Korean female gamer proves accusations wrong with pure skills

Overwatch is a FPS (First Person Shooting) game developed by Blizzard Entertainment. It gained 7 million players globally within ten days of its launch and in Korea claimed the throne of #1 game title from League of Legends, which had held it for more than 200 weeks. Overwatch is now officially and without doubt the most popular game in Korea, and its popularity is spreading fast throughout the world.

Zarya, the hero character Gegury played in Overwatch (Courtesy of Blizzard Entertainment)

On June 18, about three weeks into Overwatch’s launch, a gamer was accused of using an aimbot at an Overwatch e-sports competition. An aimbot is an illegal program that automatically focuses the player’s aim in an FPS game, thus letting the player gain impossibly high scores without having equivalent gameplay skills. The accused gamer was ‘Gegury’ of Korea’s UW Artisan team, who competed at the qualifiers for the Overwatch Nexus Cup organized by China’s NetEase.

The screen capture of Gegury’s aiming point was suspected to be unnatural and her gameplay was thought to be at a skill level that is humanly impossible, fueling further suspicion.

Dizziness, a team that lost to UW Artisan at the time, made strong allegations that Gegury used an aimbot and demanded UW Artisan to kick Gegury out of the team. Not only that, a member of Dizziness told the UW Artisan’s team leader that “[he] may show up in front of Gegury’s doors with a knife in [his] hand if this incident becomes a problem with [their] sponsors.”

The dispute was set ablaze when a recording of alleged gameplay suspected of using an aimbot was posted on Inven, the Korean version of Reddit and a giant online game community site. The members of Dizziness issued statements that if Gegury did not use an aimbot and had real skills, they would:

  • apologize personally to Gegury
  • quit and retire from their professional gaming careers
    and demanded Gegury to come forth with the truth.

UW Artisan asked Blizzard to review the gameplay and received Blizzard’s confirmation that “the said player did not use an aimbot.” And on Monday, June 20, after a weekend of fierce dispute, Gegury came on a livestream show hosted by Inven to demonstrate her gameplay with cameras filming both the gameplay screen and her hands. Gegury was wearing a mask on screen, but her nervousness was still palpable, and Inven commented that the mask was necessary to protect Gegury’s privacy.

Gegury on a livestream show (Courtesy of Inven)

The livestream of Gegury’s gameplay not only cleared her name, but also swept the fans of Overwatch with elation, saying that Gegury is “the real-life D.Va.”

D.Va is a character in Overwatch, described as a 19-year old Korean female and a professional gamer. Gegury turned out to be a teenaged high school girl as her identity was revealed, and this incident became a hot topic for the gaming industry’s worldwide media.

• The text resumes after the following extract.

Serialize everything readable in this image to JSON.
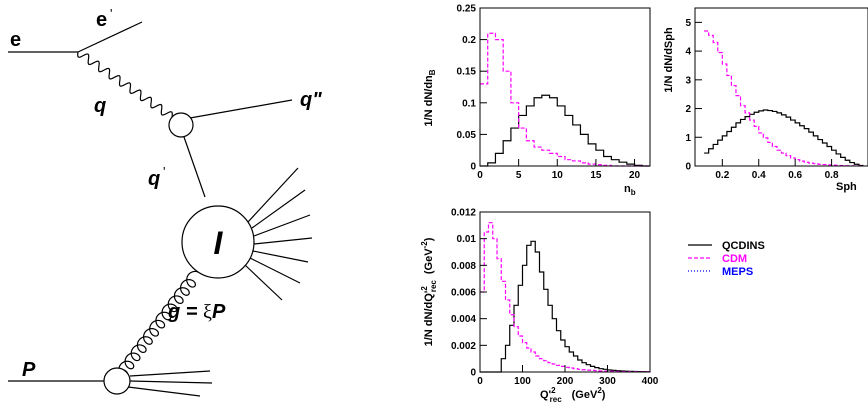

Many members of the gaming community, most of whom are men, expressed how they felt that Gegury was put under more suspicion because of her gender and faced unnecessarily dangerous levels of condemnations before the truth was revealed. However, some rebutted these sentiments, arguing that the accusations were only about using a bot and that no defamation was made based on gender. Whatever these people may think, it is a fact that Gegury was exposed to excessive personal attacks, death threats, and sexual insults during the three days it took for her to prove her innocence.

It is also a fact that there are many more male gamers than female gamers. People are more apt to believe in the common than the unique. As fellow human-beings living in the same era, we can understand, to a degree, the initial amazement and surprise expressed towards skilled female gamers whose numbers are few.

D.Va, one of the heros in Overwatch (Courtesy of Blizzard Entertainment)

In actuality, when Gegury revealed she was a female during gameplay, no one believed her. ‘Female gamers can’t be that good,’ they said, ‘Are you really a woman?’ they asked.

But the reaction of many went beyond simple allegations or expressions of disbelief. When asked by a reporter on whether she received apologies from her accusers, Gegury replied that she is now “afraid and scared of strangers coming to see her.” If Gegury was a guy, not a girl, would this incident have played out in a way that instilled such fear in her (or him, in this hypothetical case)?

The accusation was proven wrong, and now the only thing left is to move on. We hope Gegury will successfully debut as a professional gamer and make a memorable mark on gameplay history, and that this incident will be a tipping point to trigger a change in the perception about female gamers. To conclude, we would like to share Gegury’s comments via twitter on July 2:

“People, women are humans too! Some are good at online gaming, others aren’t!”